Un allarmante articolo sullo stato del giornalismo musicale è apparso recentemente a firma di Ted Gioia, un musicista e scrittore statunitense autore di numerosi saggi, fra i quali Musica, una storia sovversiva. Oltre che curatore di un giornale online intitolato The honest broker.
Fioccano infatti i licenziamenti in questo ambito, non solo fra i critici e recensori, ma anche sulle piattaforme di streaming come Soundcloud, Spotify, Tidal, Amazon Music, Universal music e molti altri.
Intanto la notizia che Pitchfork (rivista faro della musica indipendente) sarà inglobata dentro il mensile GQ, ha lasciato attoniti moltissimi appassionati in tutto il mondo.

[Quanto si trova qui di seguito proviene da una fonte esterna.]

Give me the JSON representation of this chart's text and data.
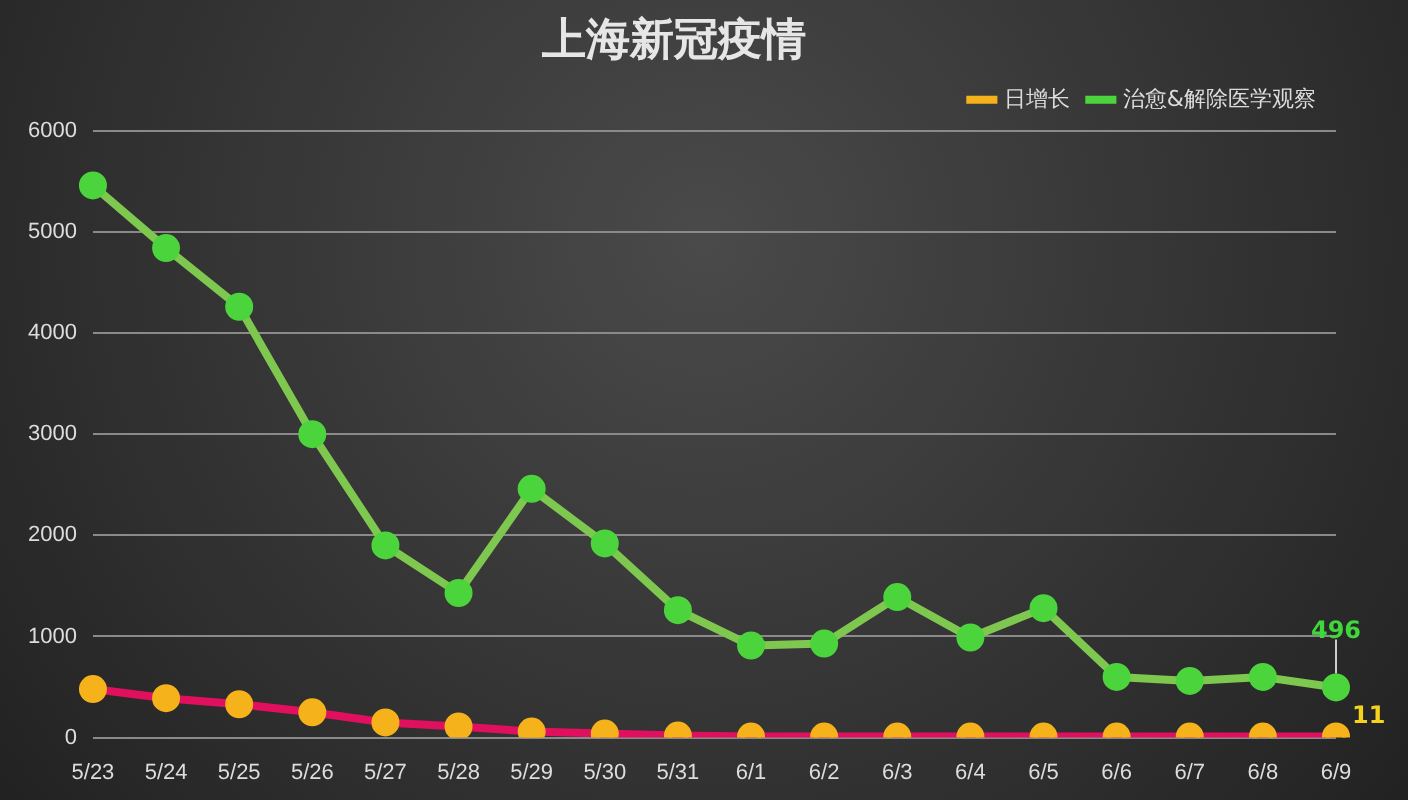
{
  "chart_data": {
    "type": "line",
    "title": "上海新冠疫情",
    "categories": [
      "5/23",
      "5/24",
      "5/25",
      "5/26",
      "5/27",
      "5/28",
      "5/29",
      "5/30",
      "5/31",
      "6/1",
      "6/2",
      "6/3",
      "6/4",
      "6/5",
      "6/6",
      "6/7",
      "6/8",
      "6/9"
    ],
    "series": [
      {
        "name": "日增长",
        "color": "#e0105f",
        "values": [
          480,
          390,
          330,
          250,
          150,
          110,
          60,
          40,
          20,
          10,
          10,
          10,
          10,
          10,
          10,
          10,
          10,
          11
        ],
        "value_labels": [
          null,
          null,
          null,
          null,
          null,
          null,
          null,
          null,
          null,
          null,
          null,
          null,
          null,
          null,
          null,
          null,
          null,
          "11"
        ]
      },
      {
        "name": "治愈&解除医学观察",
        "color": "#7ec850",
        "values": [
          5460,
          4840,
          4260,
          3000,
          1900,
          1430,
          2460,
          1920,
          1260,
          910,
          930,
          1390,
          990,
          1280,
          600,
          560,
          600,
          496
        ],
        "value_labels": [
          null,
          null,
          null,
          null,
          null,
          null,
          null,
          null,
          null,
          null,
          null,
          null,
          null,
          null,
          null,
          null,
          null,
          "496"
        ]
      }
    ],
    "ylim": [
      0,
      6000
    ],
    "yticks": [
      0,
      1000,
      2000,
      3000,
      4000,
      5000,
      6000
    ],
    "grid": "y",
    "legend": "top right",
    "marker": "circle",
    "line_style": "solid"
  }
}
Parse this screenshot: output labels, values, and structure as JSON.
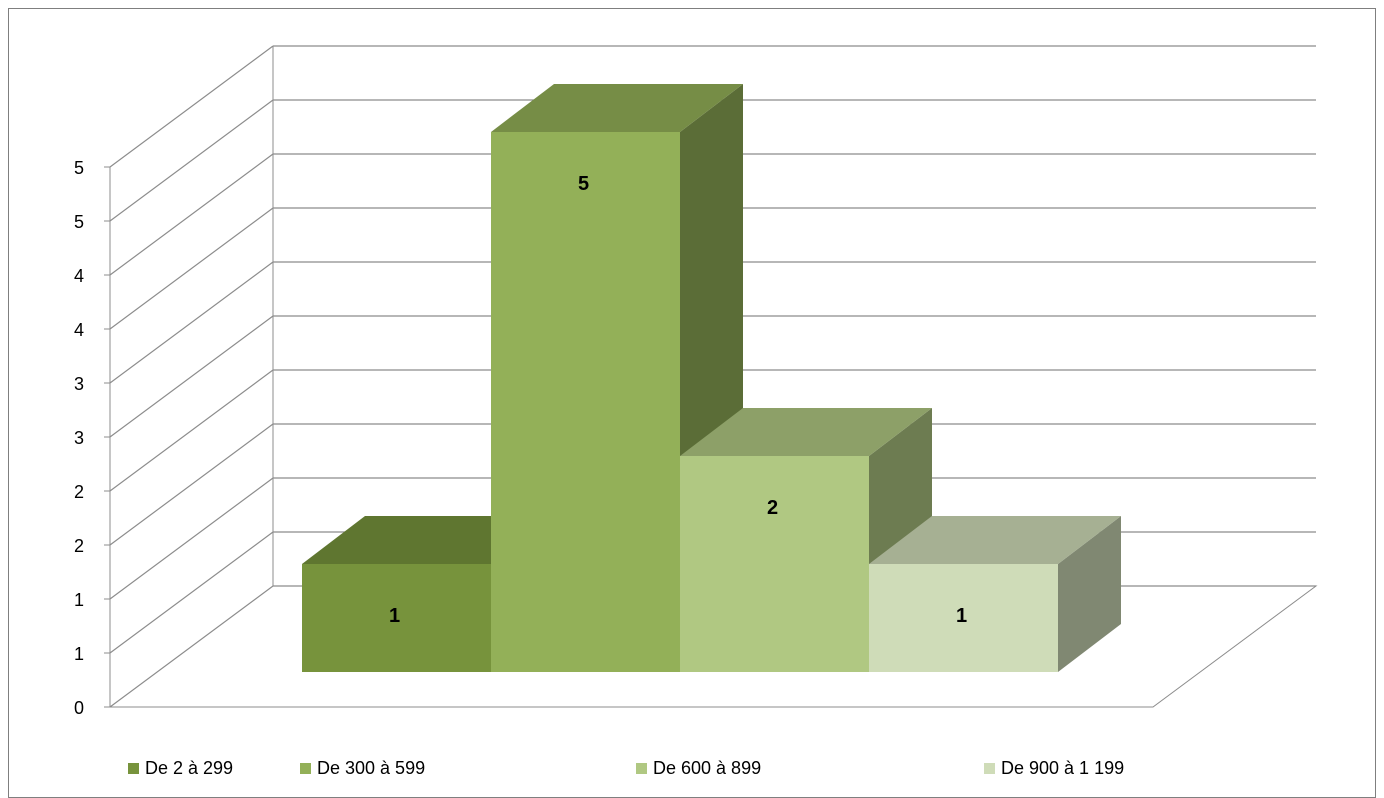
{
  "chart_data": {
    "type": "bar",
    "categories": [
      ""
    ],
    "series": [
      {
        "name": "De 2 à 299",
        "values": [
          1
        ],
        "color": "#77933c"
      },
      {
        "name": "De 300 à 599",
        "values": [
          5
        ],
        "color": "#93b058"
      },
      {
        "name": "De 600 à 899",
        "values": [
          2
        ],
        "color": "#b0c882"
      },
      {
        "name": "De 900 à 1 199",
        "values": [
          1
        ],
        "color": "#cfdcb8"
      }
    ],
    "data_labels": [
      "1",
      "5",
      "2",
      "1"
    ],
    "y_ticks": [
      "0",
      "1",
      "1",
      "2",
      "2",
      "3",
      "3",
      "4",
      "4",
      "5",
      "5"
    ],
    "ylim": [
      0,
      5
    ],
    "title": "",
    "xlabel": "",
    "ylabel": "",
    "grid": true,
    "legend_position": "bottom",
    "style": "3d-column"
  }
}
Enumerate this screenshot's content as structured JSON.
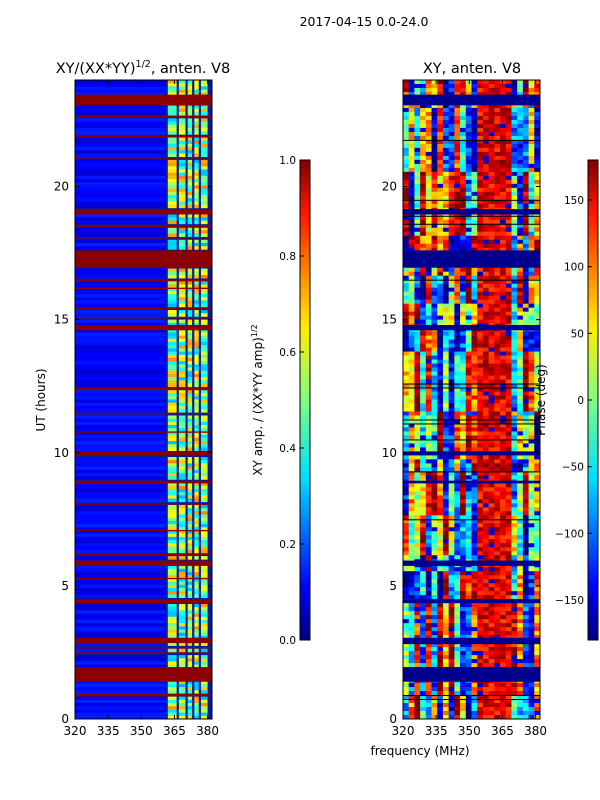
{
  "figure": {
    "suptitle": "2017-04-15 0.0-24.0",
    "xlabel": "frequency (MHz)"
  },
  "chart_data": [
    {
      "type": "heatmap",
      "title_main": "XY/(XX*YY)",
      "title_sup": "1/2",
      "title_tail": ", anten. V8",
      "ylabel": "UT (hours)",
      "xlim": [
        320,
        382
      ],
      "ylim": [
        0,
        24
      ],
      "xticks": [
        "320",
        "335",
        "350",
        "365",
        "380"
      ],
      "xtick_values": [
        320,
        335,
        350,
        365,
        380
      ],
      "yticks": [
        "0",
        "5",
        "10",
        "15",
        "20"
      ],
      "ytick_values": [
        0,
        5,
        10,
        15,
        20
      ],
      "colorbar": {
        "label_main": "XY amp. / (XX*YY amp)",
        "label_sup": "1/2",
        "range": [
          0.0,
          1.0
        ],
        "tick_values": [
          0.0,
          0.2,
          0.4,
          0.6,
          0.8,
          1.0
        ],
        "tick_labels": [
          "0.0",
          "0.2",
          "0.4",
          "0.6",
          "0.8",
          "1.0"
        ]
      },
      "flagged_hour_bands": [
        [
          0.85,
          0.95
        ],
        [
          1.4,
          1.95
        ],
        [
          2.45,
          2.5
        ],
        [
          2.65,
          2.7
        ],
        [
          2.85,
          3.05
        ],
        [
          4.35,
          4.5
        ],
        [
          5.25,
          5.3
        ],
        [
          5.75,
          5.95
        ],
        [
          6.15,
          6.2
        ],
        [
          7.05,
          7.1
        ],
        [
          8.05,
          8.1
        ],
        [
          8.85,
          8.95
        ],
        [
          9.9,
          10.05
        ],
        [
          10.75,
          10.8
        ],
        [
          11.45,
          11.5
        ],
        [
          12.35,
          12.45
        ],
        [
          14.6,
          14.8
        ],
        [
          15.05,
          15.1
        ],
        [
          15.4,
          15.45
        ],
        [
          16.15,
          16.2
        ],
        [
          16.45,
          16.5
        ],
        [
          16.95,
          17.6
        ],
        [
          18.05,
          18.1
        ],
        [
          18.45,
          18.55
        ],
        [
          18.95,
          19.15
        ],
        [
          21.05,
          21.1
        ],
        [
          21.85,
          21.9
        ],
        [
          22.6,
          22.65
        ],
        [
          23.05,
          23.45
        ]
      ],
      "bright_freq_bands_mhz": [
        [
          362,
          366
        ],
        [
          367,
          370
        ],
        [
          371,
          373
        ],
        [
          374,
          376
        ],
        [
          377,
          380
        ]
      ]
    },
    {
      "type": "heatmap",
      "title": "XY, anten. V8",
      "xlim": [
        320,
        382
      ],
      "ylim": [
        0,
        24
      ],
      "xticks": [
        "320",
        "335",
        "350",
        "365",
        "380"
      ],
      "xtick_values": [
        320,
        335,
        350,
        365,
        380
      ],
      "yticks": [
        "0",
        "5",
        "10",
        "15",
        "20"
      ],
      "ytick_values": [
        0,
        5,
        10,
        15,
        20
      ],
      "colorbar": {
        "label": "Phase (deg)",
        "range": [
          -180,
          180
        ],
        "tick_values": [
          -150,
          -100,
          -50,
          0,
          50,
          100,
          150
        ],
        "tick_labels": [
          "−150",
          "−100",
          "−50",
          "0",
          "50",
          "100",
          "150"
        ]
      },
      "flagged_hour_bands": [
        [
          1.4,
          1.95
        ],
        [
          2.85,
          3.05
        ],
        [
          4.35,
          4.5
        ],
        [
          5.75,
          5.95
        ],
        [
          8.85,
          8.95
        ],
        [
          9.9,
          10.05
        ],
        [
          14.6,
          14.8
        ],
        [
          16.95,
          17.6
        ],
        [
          18.95,
          19.15
        ],
        [
          23.05,
          23.45
        ]
      ]
    }
  ]
}
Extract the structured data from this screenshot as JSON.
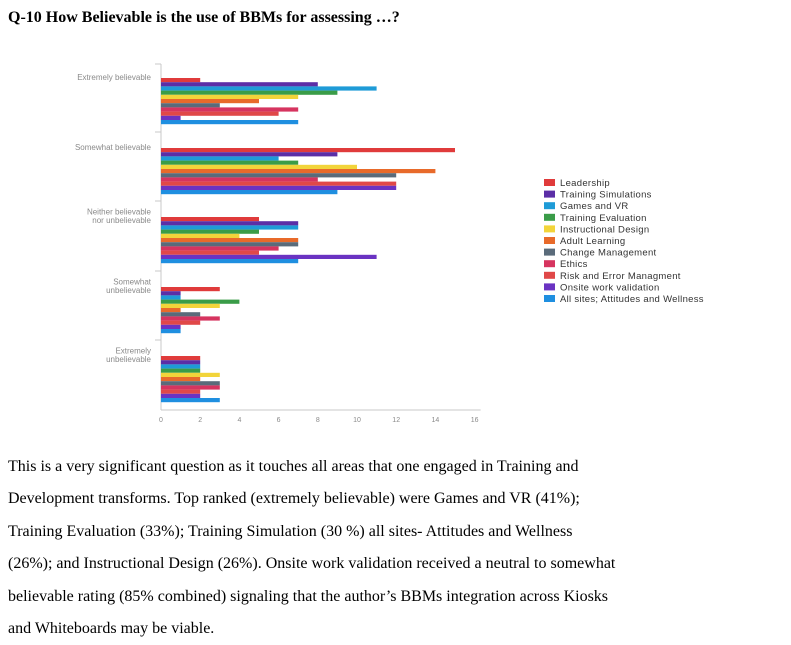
{
  "heading": "Q-10 How Believable is the use of BBMs for assessing …?",
  "chart_data": {
    "type": "bar",
    "orientation": "horizontal",
    "title": "",
    "xlabel": "",
    "ylabel": "",
    "xlim": [
      0,
      16
    ],
    "x_ticks": [
      "0",
      "2",
      "4",
      "6",
      "8",
      "10",
      "12",
      "14",
      "16"
    ],
    "grid": false,
    "legend_position": "right",
    "categories": [
      [
        "Extremely believable"
      ],
      [
        "Somewhat believable"
      ],
      [
        "Neither believable",
        "nor unbelievable"
      ],
      [
        "Somewhat",
        "unbelievable"
      ],
      [
        "Extremely",
        "unbelievable"
      ]
    ],
    "series": [
      {
        "name": "Leadership",
        "color": "#e03b3b",
        "values": [
          2,
          15,
          5,
          3,
          2
        ]
      },
      {
        "name": "Training Simulations",
        "color": "#5b2ea6",
        "values": [
          8,
          9,
          7,
          1,
          2
        ]
      },
      {
        "name": "Games and VR",
        "color": "#1e9bd7",
        "values": [
          11,
          6,
          7,
          1,
          2
        ]
      },
      {
        "name": "Training Evaluation",
        "color": "#3a9c48",
        "values": [
          9,
          7,
          5,
          4,
          2
        ]
      },
      {
        "name": "Instructional Design",
        "color": "#f2d43a",
        "values": [
          7,
          10,
          4,
          3,
          3
        ]
      },
      {
        "name": "Adult Learning",
        "color": "#e86a2a",
        "values": [
          5,
          14,
          7,
          1,
          2
        ]
      },
      {
        "name": "Change Management",
        "color": "#5a6b7a",
        "values": [
          3,
          12,
          7,
          2,
          3
        ]
      },
      {
        "name": "Ethics",
        "color": "#d6345f",
        "values": [
          7,
          8,
          6,
          3,
          3
        ]
      },
      {
        "name": "Risk and Error Managment",
        "color": "#e04848",
        "values": [
          6,
          12,
          5,
          2,
          2
        ]
      },
      {
        "name": "Onsite work validation",
        "color": "#6a33c2",
        "values": [
          1,
          12,
          11,
          1,
          2
        ]
      },
      {
        "name": "All sites; Attitudes and Wellness",
        "color": "#1f8fe0",
        "values": [
          7,
          9,
          7,
          1,
          3
        ]
      }
    ]
  },
  "paragraph": [
    "This is a very significant question as it touches all areas that one engaged in Training and",
    "Development transforms. Top ranked (extremely believable) were Games and VR (41%);",
    "Training Evaluation (33%); Training Simulation (30 %) all sites- Attitudes and Wellness",
    "(26%); and Instructional Design (26%). Onsite work validation received a neutral to somewhat",
    "believable rating (85% combined) signaling that the author’s BBMs integration across Kiosks",
    "and Whiteboards may be viable."
  ]
}
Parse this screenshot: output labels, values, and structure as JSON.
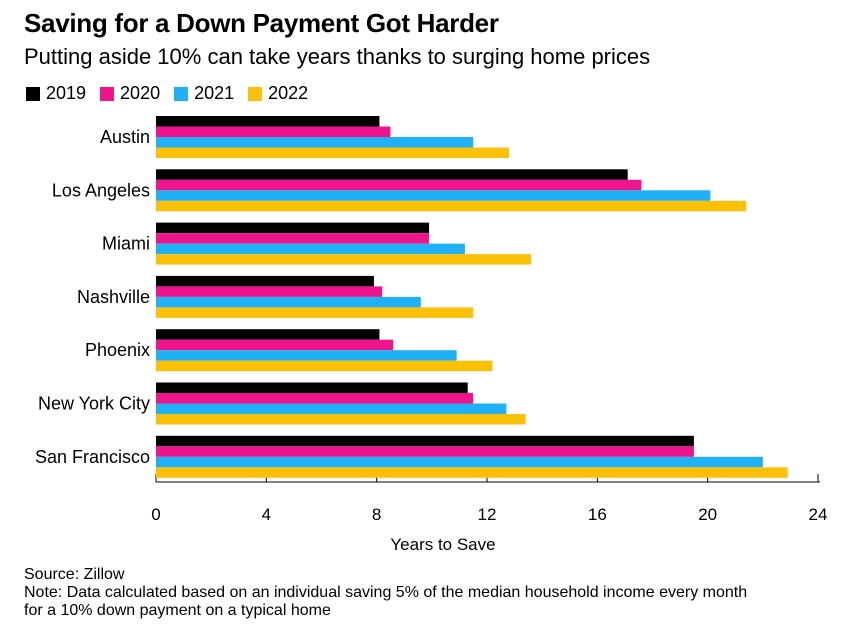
{
  "chart_data": {
    "type": "bar",
    "orientation": "horizontal",
    "title": "Saving for a Down Payment Got Harder",
    "subtitle": "Putting aside 10% can take years thanks to surging home prices",
    "categories": [
      "Austin",
      "Los Angeles",
      "Miami",
      "Nashville",
      "Phoenix",
      "New York City",
      "San Francisco"
    ],
    "series": [
      {
        "name": "2019",
        "color": "#000000",
        "values": [
          8.1,
          17.1,
          9.9,
          7.9,
          8.1,
          11.3,
          19.5
        ]
      },
      {
        "name": "2020",
        "color": "#f0148c",
        "values": [
          8.5,
          17.6,
          9.9,
          8.2,
          8.6,
          11.5,
          19.5
        ]
      },
      {
        "name": "2021",
        "color": "#1fb0f5",
        "values": [
          11.5,
          20.1,
          11.2,
          9.6,
          10.9,
          12.7,
          22.0
        ]
      },
      {
        "name": "2022",
        "color": "#fac108",
        "values": [
          12.8,
          21.4,
          13.6,
          11.5,
          12.2,
          13.4,
          22.9
        ]
      }
    ],
    "xlabel": "Years to Save",
    "xlim": [
      0,
      24
    ],
    "xticks": [
      0,
      4,
      8,
      12,
      16,
      20,
      24
    ],
    "legend_position": "top-left"
  },
  "footer": {
    "source": "Source: Zillow",
    "note_line1": "Note: Data calculated based on an individual saving 5% of the median household income every month",
    "note_line2": "for a 10% down payment on a typical home"
  }
}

Se la crisi del settore è probabilmente sorta con l’aumento del cosiddetto ascolto passivo, è certo che di critici musicali c’era più bisogno quando i dischi si compravano ancora, quando prima di spendere si leggevano le recensioni per conoscere l’opinione di chi ne sa più di noi.
Affidarsi alla musica di qualità e non a chi ne ha fatto un mero business sarebbe la possibile soluzione?
Quale il confronto con il giornalismo musicale rivolto a musica classica e jazz?
Patricia Barbetti e Giovanni Conti ne parlano con Luca Conti, giornalista direttore della rivista italiana Musica Jazz e con Marta Tripodi, giornalista musicale esperta di cultura rap e hip hop.